According to him, both NPP and NDC still have 137 seats apiece in Parliament and therefore the governing party cannot claim to have majority seats in the House.
However, Mr Iddrisu has indicated that the NDC caucus has no difficulty sitting on the left side of the Speaker in the Chamber.
“Let me assure the Ghanaian people that the NDC 137 MPs have no difficulty sitting to the left of the Speaker so long as our numerical strength is respected and respected in the composition of committees and in the determination of leadership of committees, whilst we continue to pursue legitimate legal and constitutional processes to procure what we deserve as a majority party, someone will say, what is on the left or what is on the right, we have no difficulty at all,” Mr Iddrisu stated.
Speaker of Parliament Alban Sumana Kingsford Bagbin had on Wednesday January 13, 2021 met with the leaders of both NDC and NPP Caucuses in Parliament over the confusion that rocked the inauguration of the Eighth Parliament.
The question of which side should sit at the majority side of the House was one of the contentious issues that generated heated debate and chaos in the lead up to the swearing in of MPs-elect on the day.

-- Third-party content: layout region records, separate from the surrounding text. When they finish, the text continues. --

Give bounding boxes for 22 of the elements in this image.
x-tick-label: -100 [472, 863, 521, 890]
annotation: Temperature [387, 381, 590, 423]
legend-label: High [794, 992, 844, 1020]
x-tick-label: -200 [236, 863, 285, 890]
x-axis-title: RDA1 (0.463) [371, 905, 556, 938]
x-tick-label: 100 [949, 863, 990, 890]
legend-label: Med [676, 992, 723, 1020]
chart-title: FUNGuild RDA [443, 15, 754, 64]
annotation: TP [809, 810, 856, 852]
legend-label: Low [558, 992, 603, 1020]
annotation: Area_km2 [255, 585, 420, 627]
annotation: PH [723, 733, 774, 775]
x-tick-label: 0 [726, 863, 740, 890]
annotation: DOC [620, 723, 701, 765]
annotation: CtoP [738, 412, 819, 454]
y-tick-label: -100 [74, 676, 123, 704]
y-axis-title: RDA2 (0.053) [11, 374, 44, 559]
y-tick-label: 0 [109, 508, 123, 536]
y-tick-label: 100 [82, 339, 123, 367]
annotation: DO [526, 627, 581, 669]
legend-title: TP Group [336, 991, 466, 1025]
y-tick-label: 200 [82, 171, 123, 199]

Information gathered indicated that the leaders of the two sides could not agree on which side of the caucus is the majority or minority in the legislature.
As a result of this stalemate, the leaders from both sides were tasked to go and discuss the issues and come back with a recommendation on how the issue could be resolved.
Additionally, Mr Andrew Amoako Asiamah, the Independent MP for Fomena and Second Deputy Speaker was asked to write officially to the Speaker on which side he intended to align with.
The Second Deputy Speaker has since written to the Speaker, notifying the House he will be doing business with the NPP caucus in Parliament.
Chaos in Parliament
It would be recalled that there was chaotic disruption of proceedings for the election Speaker and the eventual inauguration of the 8th Parliament in the early hours of January 7.
The confusion witnessed in the Parliament was as a result of a stand-off between MPs-elect from NDC and NPP over the voting processes for the election of a new Speaker.
The NDC insisted on a secret ballot per law, in anticipation that there were some NPP MPs who would vote for its candidate.
For hours, there was a deadlock between both sides, culminating in the deployment of armed military and police personnel onto the floor of Parliament.
After the disagreement was settled, the ballot was cast, and Mr. Bagbin was eventually elected Speaker.